EC-Release / sdk

The Agent SDK
Other
4 stars 7 forks source link

FDM POC EC connection Issue #25

Closed AakritiTalwar12 closed 4 years ago

AakritiTalwar12 commented 4 years ago

We are trying to connect to an onprem Oracle DB using a common setup used for many oracle connections.While connecting its giving an "EOF while reading from the gateway" and closed network connection.

Steps taken till Now:

  1. Checked the VLAN plugin and it is working fine.
  2. The target IPs are being added to the local loopback

As seen till now the target server is rejecting the connection.

ayasuda2OO3 commented 4 years ago

Thanks for track the issue. Could you share the logs on both server and client during the connectivity? @AakritiTalwar12

AakritiTalwar12 commented 4 years ago

PLs find the screenshots for logs below Screenshot (9)

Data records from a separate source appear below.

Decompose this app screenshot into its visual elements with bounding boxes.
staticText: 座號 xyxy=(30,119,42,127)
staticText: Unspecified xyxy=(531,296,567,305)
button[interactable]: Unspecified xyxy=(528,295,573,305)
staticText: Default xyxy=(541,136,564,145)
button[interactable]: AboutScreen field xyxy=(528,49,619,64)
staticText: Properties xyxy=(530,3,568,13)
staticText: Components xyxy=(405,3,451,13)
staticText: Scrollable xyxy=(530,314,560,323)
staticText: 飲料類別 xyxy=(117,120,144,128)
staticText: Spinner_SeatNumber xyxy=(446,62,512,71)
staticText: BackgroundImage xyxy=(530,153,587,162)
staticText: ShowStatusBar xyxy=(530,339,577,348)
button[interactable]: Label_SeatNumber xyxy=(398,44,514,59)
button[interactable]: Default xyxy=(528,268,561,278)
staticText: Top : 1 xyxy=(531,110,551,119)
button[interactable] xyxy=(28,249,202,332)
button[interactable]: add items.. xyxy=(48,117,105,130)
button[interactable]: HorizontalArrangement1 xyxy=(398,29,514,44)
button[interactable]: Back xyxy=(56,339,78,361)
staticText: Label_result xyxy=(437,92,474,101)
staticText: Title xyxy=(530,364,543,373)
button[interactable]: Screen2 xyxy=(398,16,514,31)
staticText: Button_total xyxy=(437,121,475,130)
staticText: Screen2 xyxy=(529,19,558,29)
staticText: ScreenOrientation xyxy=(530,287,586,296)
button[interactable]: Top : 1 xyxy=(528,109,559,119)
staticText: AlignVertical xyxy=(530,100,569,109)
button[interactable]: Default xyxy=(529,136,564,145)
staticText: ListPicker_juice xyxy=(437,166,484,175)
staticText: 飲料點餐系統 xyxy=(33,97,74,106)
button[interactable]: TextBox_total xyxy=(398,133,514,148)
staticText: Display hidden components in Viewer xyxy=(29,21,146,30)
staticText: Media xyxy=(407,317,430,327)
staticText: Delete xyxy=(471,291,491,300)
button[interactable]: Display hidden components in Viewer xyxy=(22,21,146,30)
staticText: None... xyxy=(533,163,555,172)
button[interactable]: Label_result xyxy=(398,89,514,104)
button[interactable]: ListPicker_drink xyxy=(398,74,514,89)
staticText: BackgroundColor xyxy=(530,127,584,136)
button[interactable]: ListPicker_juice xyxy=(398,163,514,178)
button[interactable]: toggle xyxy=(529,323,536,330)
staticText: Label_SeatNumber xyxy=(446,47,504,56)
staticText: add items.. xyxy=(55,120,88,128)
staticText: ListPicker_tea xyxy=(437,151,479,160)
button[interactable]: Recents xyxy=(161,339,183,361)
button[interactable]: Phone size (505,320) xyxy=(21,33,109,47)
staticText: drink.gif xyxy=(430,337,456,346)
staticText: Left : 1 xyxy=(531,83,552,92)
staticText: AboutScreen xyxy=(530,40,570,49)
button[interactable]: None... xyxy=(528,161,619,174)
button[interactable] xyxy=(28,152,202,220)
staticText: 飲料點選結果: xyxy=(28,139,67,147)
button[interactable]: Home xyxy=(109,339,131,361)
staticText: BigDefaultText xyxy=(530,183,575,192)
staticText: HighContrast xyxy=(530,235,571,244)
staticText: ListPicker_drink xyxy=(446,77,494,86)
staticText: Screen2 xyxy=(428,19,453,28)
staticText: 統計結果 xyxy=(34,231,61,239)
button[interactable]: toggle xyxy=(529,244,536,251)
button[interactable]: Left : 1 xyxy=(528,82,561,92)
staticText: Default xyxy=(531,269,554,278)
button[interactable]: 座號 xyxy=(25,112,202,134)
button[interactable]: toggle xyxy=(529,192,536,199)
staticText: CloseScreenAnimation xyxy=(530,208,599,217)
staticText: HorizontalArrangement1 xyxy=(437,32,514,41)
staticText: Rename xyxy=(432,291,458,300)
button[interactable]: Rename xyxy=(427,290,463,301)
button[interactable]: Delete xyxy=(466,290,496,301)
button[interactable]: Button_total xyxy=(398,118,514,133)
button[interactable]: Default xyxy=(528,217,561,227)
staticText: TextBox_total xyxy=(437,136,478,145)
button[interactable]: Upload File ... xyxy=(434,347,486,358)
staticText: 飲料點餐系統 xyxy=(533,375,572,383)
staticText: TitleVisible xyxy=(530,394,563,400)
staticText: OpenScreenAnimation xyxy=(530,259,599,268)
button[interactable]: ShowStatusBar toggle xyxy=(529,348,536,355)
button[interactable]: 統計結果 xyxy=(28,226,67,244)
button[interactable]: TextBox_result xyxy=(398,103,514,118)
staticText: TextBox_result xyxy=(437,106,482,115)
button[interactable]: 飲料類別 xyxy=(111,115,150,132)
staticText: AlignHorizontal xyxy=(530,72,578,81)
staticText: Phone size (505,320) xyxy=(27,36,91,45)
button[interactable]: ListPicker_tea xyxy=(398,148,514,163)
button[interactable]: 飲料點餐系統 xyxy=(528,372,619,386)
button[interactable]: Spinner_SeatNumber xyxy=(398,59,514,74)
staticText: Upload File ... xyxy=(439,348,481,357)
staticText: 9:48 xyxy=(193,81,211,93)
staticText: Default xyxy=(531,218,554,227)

Screenshot (8) Screenshot (7)

Gayatri212 commented 4 years ago

@AakritiTalwar12 can you share the server script? The logs are showing undefined gateway name I guess some error is there in hst flag

Gayatri212 commented 4 years ago

@AakritiTalwar12 I also checked the gateway health there is no superconnection

ayasuda2OO3 commented 4 years ago

In my discussion w/ Gayatri, it seems the superconn does exist in this vlan deployment.

In the use case with the vlan, we need to ensure the ip/port relevant to the target machine is avaialble. Please verify if the address 3.34.218.30:1612 is reachable from within the host where the server agent is deployed. This is confirmed reachable by Gayatri.

Secondly, please share the gateway logs file where it shows the broken connectivity for the further investigation.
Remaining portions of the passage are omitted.